THE CYTOPLASMIC DOMAIN OF THE DROSOPHILA CELL-ADHESION MOLECULE NEUROGLIAN IS NOT ESSENTIAL FOR ITS HOMOPHILIC ADHESIVE PROPERTIES IN S2 CELLS

Drosophila neuroglian is a transmembrane glycoprotein that has strong structural and sequence homology to the vertebrate L1 gene family of cell adhesion molecules (Bieber, A J., Snow, P. M., Hortsch, M., Patel, N. H., Jacobs, J. R., Traquina, Z. R., Schilling, J., and Goodman, C. S. (1989) Cell 59, 447-460). Two different neuroglian protein forms that are generated by a differential splicing process are expressed in a tissue-specific fashion by embryonic and larval cells (Hortsch, M., Bieber, A. J., Patel, N. H., and Goodman, C. S. (1990) Neuron 4, 697-709). The two neuroglian polypeptides differ only in their cytoplasmic domains. Both of these neuroglian species, when transfected into and expressed in Drosophila S2 cells, induce the calcium-independent, homophilic aggregation of transformed cells.
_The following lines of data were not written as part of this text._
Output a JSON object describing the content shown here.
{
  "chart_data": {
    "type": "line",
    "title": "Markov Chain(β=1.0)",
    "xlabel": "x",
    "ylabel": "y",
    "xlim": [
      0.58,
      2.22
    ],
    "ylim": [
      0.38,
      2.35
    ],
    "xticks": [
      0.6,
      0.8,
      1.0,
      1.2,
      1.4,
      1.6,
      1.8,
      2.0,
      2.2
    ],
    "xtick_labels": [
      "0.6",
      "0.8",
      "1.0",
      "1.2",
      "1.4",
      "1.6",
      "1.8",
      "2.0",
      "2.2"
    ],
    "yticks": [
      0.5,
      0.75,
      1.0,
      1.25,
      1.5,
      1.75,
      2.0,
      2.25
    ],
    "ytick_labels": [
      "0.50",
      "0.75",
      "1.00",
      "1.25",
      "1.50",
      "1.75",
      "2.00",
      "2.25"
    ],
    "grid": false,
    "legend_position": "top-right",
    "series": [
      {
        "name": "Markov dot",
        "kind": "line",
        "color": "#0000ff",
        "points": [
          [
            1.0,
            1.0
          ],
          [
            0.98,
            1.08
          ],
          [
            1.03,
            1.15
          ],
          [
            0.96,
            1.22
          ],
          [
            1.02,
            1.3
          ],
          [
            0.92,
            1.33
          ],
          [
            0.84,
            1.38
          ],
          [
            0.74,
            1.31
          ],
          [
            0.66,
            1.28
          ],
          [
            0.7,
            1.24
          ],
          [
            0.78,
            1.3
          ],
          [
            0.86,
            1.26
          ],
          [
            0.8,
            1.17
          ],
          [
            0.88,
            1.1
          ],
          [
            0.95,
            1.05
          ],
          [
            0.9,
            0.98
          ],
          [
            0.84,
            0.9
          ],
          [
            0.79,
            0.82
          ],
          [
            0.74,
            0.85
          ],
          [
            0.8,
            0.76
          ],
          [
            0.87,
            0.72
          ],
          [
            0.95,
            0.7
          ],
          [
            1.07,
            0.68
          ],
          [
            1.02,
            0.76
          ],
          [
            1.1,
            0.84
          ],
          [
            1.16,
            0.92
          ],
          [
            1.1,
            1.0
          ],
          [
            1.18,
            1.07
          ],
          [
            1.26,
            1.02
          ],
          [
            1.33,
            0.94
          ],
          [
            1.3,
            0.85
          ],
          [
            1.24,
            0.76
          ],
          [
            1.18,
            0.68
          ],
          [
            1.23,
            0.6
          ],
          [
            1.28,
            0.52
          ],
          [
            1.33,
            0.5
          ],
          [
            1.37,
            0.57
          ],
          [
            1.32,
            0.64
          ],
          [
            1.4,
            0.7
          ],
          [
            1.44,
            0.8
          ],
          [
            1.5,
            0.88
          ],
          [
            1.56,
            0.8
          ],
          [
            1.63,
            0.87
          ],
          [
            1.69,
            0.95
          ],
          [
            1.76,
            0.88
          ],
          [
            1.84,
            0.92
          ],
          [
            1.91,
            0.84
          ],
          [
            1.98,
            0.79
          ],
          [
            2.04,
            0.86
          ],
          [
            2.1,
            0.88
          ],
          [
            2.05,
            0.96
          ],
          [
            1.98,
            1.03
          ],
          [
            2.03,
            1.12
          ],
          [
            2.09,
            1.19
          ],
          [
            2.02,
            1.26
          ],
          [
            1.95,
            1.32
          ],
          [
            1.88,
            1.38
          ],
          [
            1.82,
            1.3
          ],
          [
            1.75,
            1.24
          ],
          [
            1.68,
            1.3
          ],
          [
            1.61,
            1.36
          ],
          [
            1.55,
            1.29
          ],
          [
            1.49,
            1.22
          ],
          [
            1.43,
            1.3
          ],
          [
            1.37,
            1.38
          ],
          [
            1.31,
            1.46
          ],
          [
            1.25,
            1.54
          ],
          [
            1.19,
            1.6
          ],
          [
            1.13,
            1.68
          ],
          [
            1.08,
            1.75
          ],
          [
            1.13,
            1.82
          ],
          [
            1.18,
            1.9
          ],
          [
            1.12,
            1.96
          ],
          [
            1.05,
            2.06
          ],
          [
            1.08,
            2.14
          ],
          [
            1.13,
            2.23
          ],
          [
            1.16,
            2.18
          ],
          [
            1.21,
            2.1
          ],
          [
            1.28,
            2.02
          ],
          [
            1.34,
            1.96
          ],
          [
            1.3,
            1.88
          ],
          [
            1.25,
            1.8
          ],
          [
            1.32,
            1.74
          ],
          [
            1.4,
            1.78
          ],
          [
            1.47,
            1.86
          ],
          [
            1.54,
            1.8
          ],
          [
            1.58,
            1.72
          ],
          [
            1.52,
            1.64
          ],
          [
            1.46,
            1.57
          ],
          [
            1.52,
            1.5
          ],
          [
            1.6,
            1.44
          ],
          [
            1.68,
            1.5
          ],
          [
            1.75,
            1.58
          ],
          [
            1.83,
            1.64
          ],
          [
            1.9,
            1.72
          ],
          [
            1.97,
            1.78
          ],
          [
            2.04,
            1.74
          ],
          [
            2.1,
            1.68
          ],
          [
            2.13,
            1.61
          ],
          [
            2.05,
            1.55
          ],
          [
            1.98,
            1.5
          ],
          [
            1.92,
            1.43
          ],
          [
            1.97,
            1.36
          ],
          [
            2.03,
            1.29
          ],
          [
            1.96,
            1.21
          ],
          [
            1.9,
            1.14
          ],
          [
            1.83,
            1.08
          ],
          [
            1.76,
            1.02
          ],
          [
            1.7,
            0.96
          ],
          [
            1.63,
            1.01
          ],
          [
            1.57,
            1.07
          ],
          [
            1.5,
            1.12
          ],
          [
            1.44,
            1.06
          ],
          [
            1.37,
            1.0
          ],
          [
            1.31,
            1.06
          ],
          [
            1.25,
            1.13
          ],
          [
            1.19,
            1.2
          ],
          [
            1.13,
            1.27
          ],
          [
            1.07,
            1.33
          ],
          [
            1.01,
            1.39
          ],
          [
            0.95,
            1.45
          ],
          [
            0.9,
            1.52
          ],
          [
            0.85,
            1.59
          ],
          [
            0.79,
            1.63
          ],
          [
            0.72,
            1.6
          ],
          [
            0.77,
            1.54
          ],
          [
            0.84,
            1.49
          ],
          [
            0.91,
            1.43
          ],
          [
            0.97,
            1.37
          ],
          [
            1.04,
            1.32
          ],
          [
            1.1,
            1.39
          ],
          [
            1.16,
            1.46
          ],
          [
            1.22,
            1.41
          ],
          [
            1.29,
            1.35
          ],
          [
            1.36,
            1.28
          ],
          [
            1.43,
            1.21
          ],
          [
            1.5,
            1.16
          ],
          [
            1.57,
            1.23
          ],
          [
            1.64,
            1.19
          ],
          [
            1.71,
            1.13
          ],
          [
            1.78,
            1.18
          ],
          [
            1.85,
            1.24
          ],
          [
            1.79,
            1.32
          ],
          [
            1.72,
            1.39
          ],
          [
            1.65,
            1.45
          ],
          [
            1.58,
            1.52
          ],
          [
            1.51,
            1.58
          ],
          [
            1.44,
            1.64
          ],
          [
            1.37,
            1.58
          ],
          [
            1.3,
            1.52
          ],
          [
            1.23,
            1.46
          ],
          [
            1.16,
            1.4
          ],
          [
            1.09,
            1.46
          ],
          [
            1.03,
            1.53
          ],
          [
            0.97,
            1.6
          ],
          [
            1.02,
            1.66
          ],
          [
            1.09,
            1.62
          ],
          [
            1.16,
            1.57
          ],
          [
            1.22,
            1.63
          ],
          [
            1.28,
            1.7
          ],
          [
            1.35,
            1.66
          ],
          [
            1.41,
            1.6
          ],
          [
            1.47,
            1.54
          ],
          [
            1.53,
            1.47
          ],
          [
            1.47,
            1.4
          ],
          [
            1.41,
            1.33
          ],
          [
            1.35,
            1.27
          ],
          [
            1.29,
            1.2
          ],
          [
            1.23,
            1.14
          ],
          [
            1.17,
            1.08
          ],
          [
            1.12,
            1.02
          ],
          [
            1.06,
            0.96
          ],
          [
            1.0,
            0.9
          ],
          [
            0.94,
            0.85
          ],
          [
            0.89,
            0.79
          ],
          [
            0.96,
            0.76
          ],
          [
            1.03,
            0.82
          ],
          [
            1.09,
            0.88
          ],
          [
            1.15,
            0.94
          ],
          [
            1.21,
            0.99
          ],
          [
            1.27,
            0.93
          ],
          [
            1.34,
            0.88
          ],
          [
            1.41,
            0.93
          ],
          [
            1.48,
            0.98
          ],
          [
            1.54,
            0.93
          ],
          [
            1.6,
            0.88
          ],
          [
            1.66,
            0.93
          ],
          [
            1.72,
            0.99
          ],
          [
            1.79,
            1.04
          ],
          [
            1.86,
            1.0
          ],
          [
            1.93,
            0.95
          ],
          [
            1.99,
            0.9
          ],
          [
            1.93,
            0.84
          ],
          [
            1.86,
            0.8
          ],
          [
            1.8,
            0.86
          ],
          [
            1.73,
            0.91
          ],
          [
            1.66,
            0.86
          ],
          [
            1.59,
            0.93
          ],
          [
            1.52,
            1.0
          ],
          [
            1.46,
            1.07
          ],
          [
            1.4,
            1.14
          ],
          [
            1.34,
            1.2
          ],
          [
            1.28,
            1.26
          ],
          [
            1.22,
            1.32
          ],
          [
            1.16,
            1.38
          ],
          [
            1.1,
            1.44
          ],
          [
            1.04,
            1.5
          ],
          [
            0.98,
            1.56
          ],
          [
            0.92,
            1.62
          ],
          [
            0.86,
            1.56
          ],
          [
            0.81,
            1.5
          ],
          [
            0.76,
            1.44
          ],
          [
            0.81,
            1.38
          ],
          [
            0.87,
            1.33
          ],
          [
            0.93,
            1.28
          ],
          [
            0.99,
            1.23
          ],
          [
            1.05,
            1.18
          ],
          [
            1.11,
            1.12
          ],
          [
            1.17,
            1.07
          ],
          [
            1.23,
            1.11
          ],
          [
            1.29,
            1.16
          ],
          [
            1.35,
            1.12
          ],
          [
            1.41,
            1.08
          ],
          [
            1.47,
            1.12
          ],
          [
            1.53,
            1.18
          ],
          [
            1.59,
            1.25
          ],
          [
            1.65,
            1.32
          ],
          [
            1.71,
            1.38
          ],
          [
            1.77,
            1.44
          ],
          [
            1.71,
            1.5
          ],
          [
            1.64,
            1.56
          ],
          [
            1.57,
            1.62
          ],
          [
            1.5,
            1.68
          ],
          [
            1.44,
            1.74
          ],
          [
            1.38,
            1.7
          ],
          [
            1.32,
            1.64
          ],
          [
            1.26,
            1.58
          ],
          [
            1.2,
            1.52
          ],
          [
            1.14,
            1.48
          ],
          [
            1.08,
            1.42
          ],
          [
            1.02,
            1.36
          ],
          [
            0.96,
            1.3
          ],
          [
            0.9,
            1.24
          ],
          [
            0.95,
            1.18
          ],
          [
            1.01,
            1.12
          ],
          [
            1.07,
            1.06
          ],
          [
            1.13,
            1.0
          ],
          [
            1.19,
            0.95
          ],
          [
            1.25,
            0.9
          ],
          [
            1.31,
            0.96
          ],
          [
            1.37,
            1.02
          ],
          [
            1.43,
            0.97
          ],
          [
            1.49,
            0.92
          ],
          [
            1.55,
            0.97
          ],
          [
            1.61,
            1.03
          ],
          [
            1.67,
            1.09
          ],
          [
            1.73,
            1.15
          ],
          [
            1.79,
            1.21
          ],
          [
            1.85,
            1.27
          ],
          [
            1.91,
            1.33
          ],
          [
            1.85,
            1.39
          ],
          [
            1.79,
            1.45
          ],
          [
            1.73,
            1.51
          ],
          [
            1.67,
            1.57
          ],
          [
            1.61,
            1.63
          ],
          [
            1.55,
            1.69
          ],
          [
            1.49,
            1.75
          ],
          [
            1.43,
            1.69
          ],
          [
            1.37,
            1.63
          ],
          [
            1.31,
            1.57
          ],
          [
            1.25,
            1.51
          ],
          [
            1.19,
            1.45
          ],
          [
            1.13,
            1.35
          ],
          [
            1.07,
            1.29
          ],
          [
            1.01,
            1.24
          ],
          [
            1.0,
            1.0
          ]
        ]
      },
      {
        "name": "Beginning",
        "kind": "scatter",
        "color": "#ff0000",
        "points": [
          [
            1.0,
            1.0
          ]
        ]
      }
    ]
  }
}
A third artificial neuroglian protein form was constructed by substituting the neuroglian transmembrane segment and cytoplasmic domains with the glycosyl phosphatidylinositol attachment signal of the Drosophila fasciclin I protein. This cDNA construct generates a glycosyl phosphatidylinositol-anchored form of neuroglian, which retains the ability to induce homophilic cell aggregation when expressed in S2 cells, and was able to interact with both of the two naturally occurring neuroglian polypeptides. These results demonstrate that neuroglian mediates a calcium-independent, homophilic cell adhesion activity and that neither cytoplasmic neuroglian domains nor a direct interaction with cytoskeletal elements is essential for this property.